Si nous voulons évaluer l'économie de manière significative d'un point de vue sociologique, nous devons considérer la femme (portant, élevant et nourrissant les enfants jusqu'à ce qu'ils puissent être indépendants, ainsi que la gardienne de la maison) comme le pouvoir fondamental. Cette réponse fondée sur la sociologie est beaucoup plus respectueuse de la vérité. Elle n'ignore pas la relation entre l'économie et la biologie. En tant que cueilleuse de plantes depuis des millions d'années, en tant qu'actrice principale de la révolution agricole à ce jour, non seulement à l'intérieur de la maison mais dans de nombreux domaines de la vie économique, c'est la femme qui a toujours fait tourner la roue. Les Grecs anciens ont déterminé cette vérité il y a des milliers d'années et l'ont reconnue en donnant le nom d'économie à la gestion du foyer par la femme.
Après la femme, il y a bien sûr les esclaves, les serfs et les ouvriers. Des méthodes sans fin et sans pitié garantissent leur travail et les tiennent sous la plus stricte surveillance afin que les puissances civilisatrices puissent s'emparer du surplus de produit et de valeur.

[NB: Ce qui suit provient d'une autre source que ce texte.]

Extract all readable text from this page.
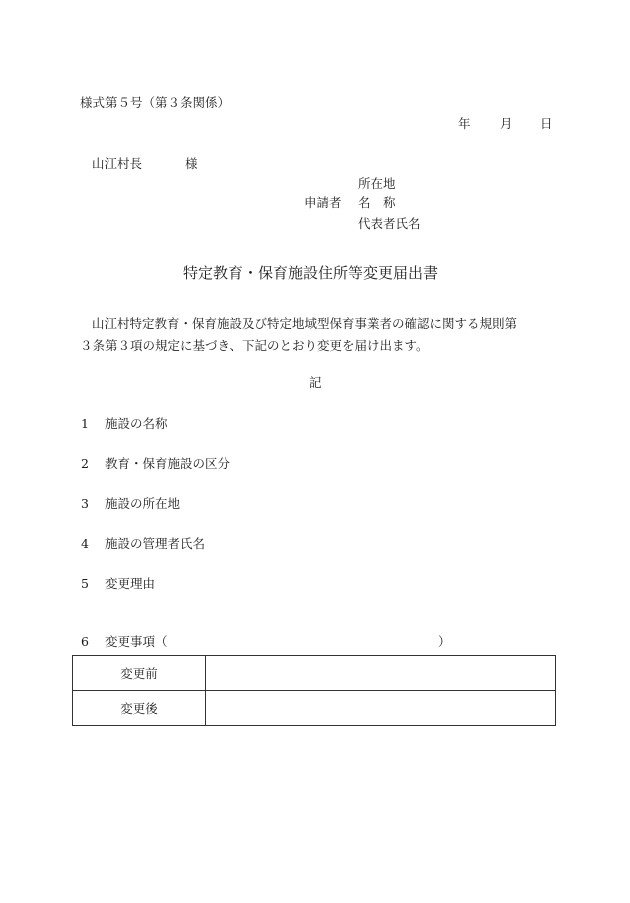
様式第５号（第３条関係）
年 月 日
山江村長	様
所在地
申請者 名　称
代表者氏名
特定教育・保育施設住所等変更届出書
山江村特定教育・保育施設及び特定地域型保育事業者の確認に関する規則第
３条第３項の規定に基づき、下記のとおり変更を届け出ます。
記
1 施設の名称
2 教育・保育施設の区分
3 施設の所在地
4 施設の管理者氏名
5 変更理由
6 変更事項（	）
変更前	
変更後	
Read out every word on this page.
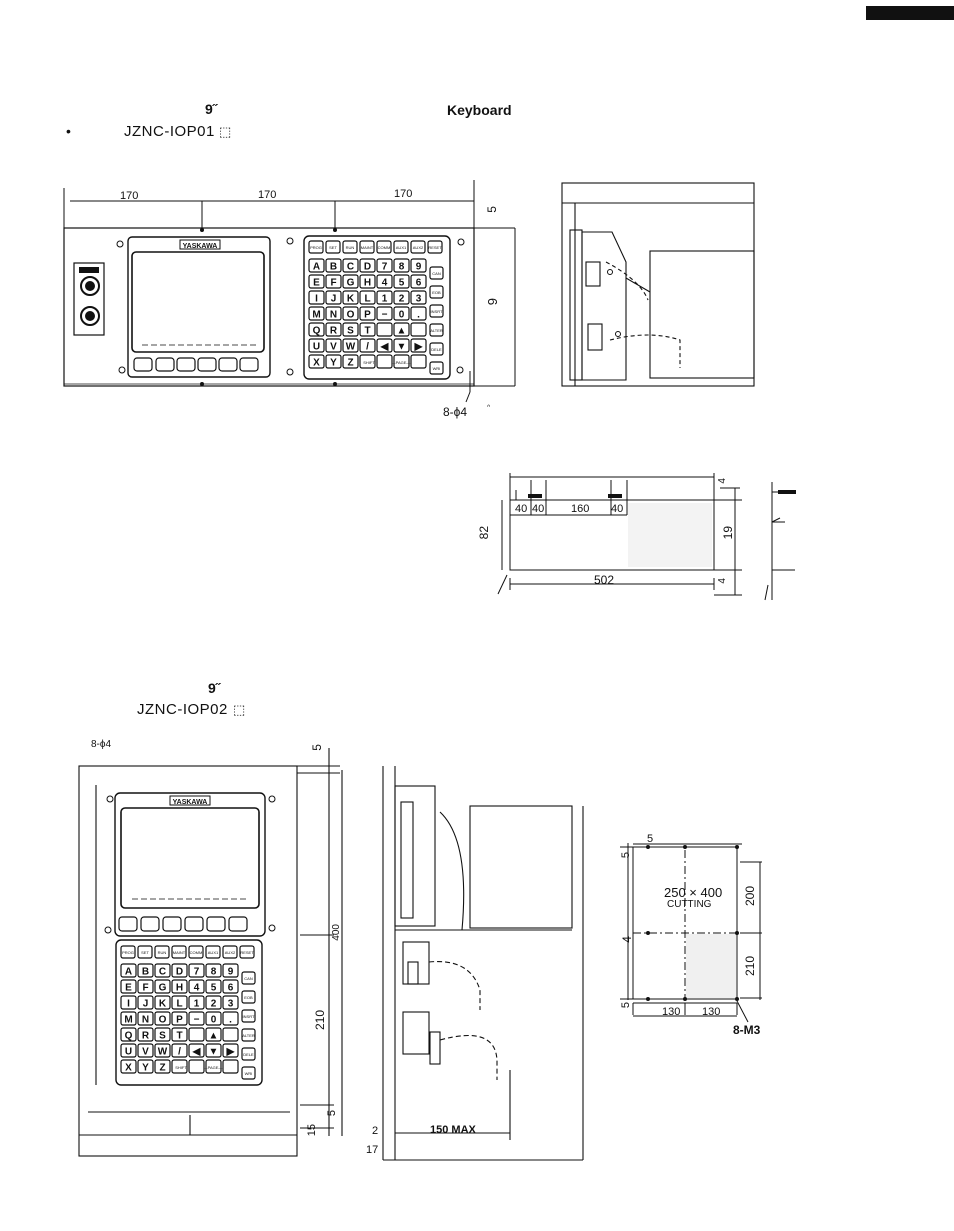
9˝	Keyboard
•	JZNC-IOP01 ⬚
170	170	170
5
9
8-ϕ4 ᐢ
YASKAWA	PROG SET RUN MAINT COMM AUX1 AUX2 RESET
A B C D 7 8 9
E F G H 4 5 6
I J K L 1 2 3
M N O P − 0 .
Q R S T	▲
U V W / ◀ ▼ ▶
X Y Z
CAN
EOB
INSRT
ALTER
DELE
WRI
SHIFT	—PAGE—
40 40 160 40
82	19
502
4
4
9˝
JZNC-IOP02 ⬚
8-ϕ4	5
400
210
5
15	2
17
150 MAX
5
5
250 × 400
CUTTING	200
210
4
5
130 130
8-M3
YASKAWA
PROG SET RUN MAINT COMM AUX1 AUX2 RESET
A B C D 7 8 9
E F G H 4 5 6
I J K L 1 2 3
M N O P − 0 .
Q R S T	▲
U V W / ◀ ▼ ▶
X Y Z
CAN
EOB
INSRT
ALTER
DELE
WRI
SHIFT	—PAGE—
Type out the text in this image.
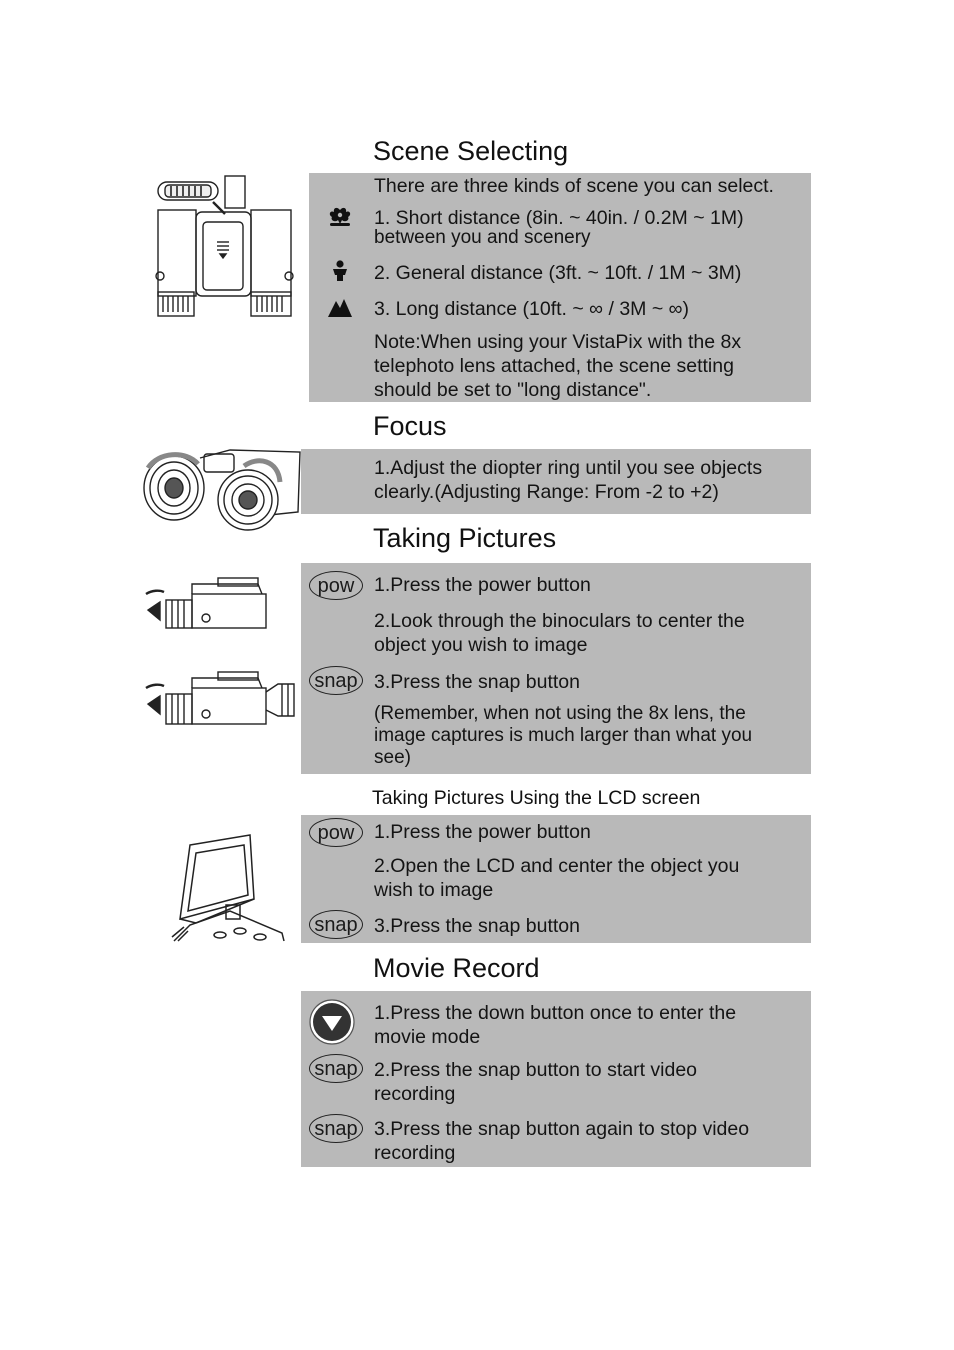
Scene Selecting
There are three kinds of scene you can select.
1. Short distance (8in. ~ 40in. / 0.2M ~ 1M)
between you and scenery
2. General distance (3ft. ~ 10ft. / 1M ~ 3M)
3. Long distance (10ft. ~ ∞ / 3M ~ ∞)
Note:When using your VistaPix with the 8x
telephoto lens attached, the scene setting
should be set to "long distance".
Focus
1.Adjust the diopter ring until you see objects
clearly.(Adjusting Range: From -2 to +2)
Taking Pictures
pow	1.Press the power button
2.Look through the binoculars to center the
object you wish to image
snap 3.Press the snap button
(Remember, when not using the 8x lens, the
image captures is much larger than what you
see)
Taking Pictures Using the LCD screen
pow	1.Press the power button
2.Open the LCD and center the object you
wish to image
snap 3.Press the snap button
Movie Record
1.Press the down button once to enter the
movie mode
snap 2.Press the snap button to start video
recording
snap 3.Press the snap button again to stop video
recording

Ceux qui viennent en troisième position sont un peu plus libres : les divers artisans, les petits commerçants et les petits agriculteurs, les artistes, les architectes, les ingénieurs, les médecins et les travailleurs indépendants. Ce sont ces groupes ou classes sociales qui ont fait tourner la roue économique au cours de l'histoire.
On ne trouve parmi eux aucun capitaliste, seigneur, agha ou propriétaire. Il est clair qu'il ne s'agit pas de puissances économiques, mais de puissances d'occupation, d'exploitation, de colonisation et d'assimilation qui imposent de l'extérieur et de façon hégémonique ce qu'elles font au peuple et à son travail. Les capitalistes tels que les grands marchands, les industriels et les banquiers ne sont pas les seuls à s'imposer de l'extérieur et à être anti-économiques ; les seigneurs, les grands propriétaires terriens, les politiciens, les militaires de haut rang et les intellectuels civilisateurs peuvent être inclus dans la liste des pouvoirs qui ne sont pas économiques mais qui s'imposent de l'extérieur à l'économie.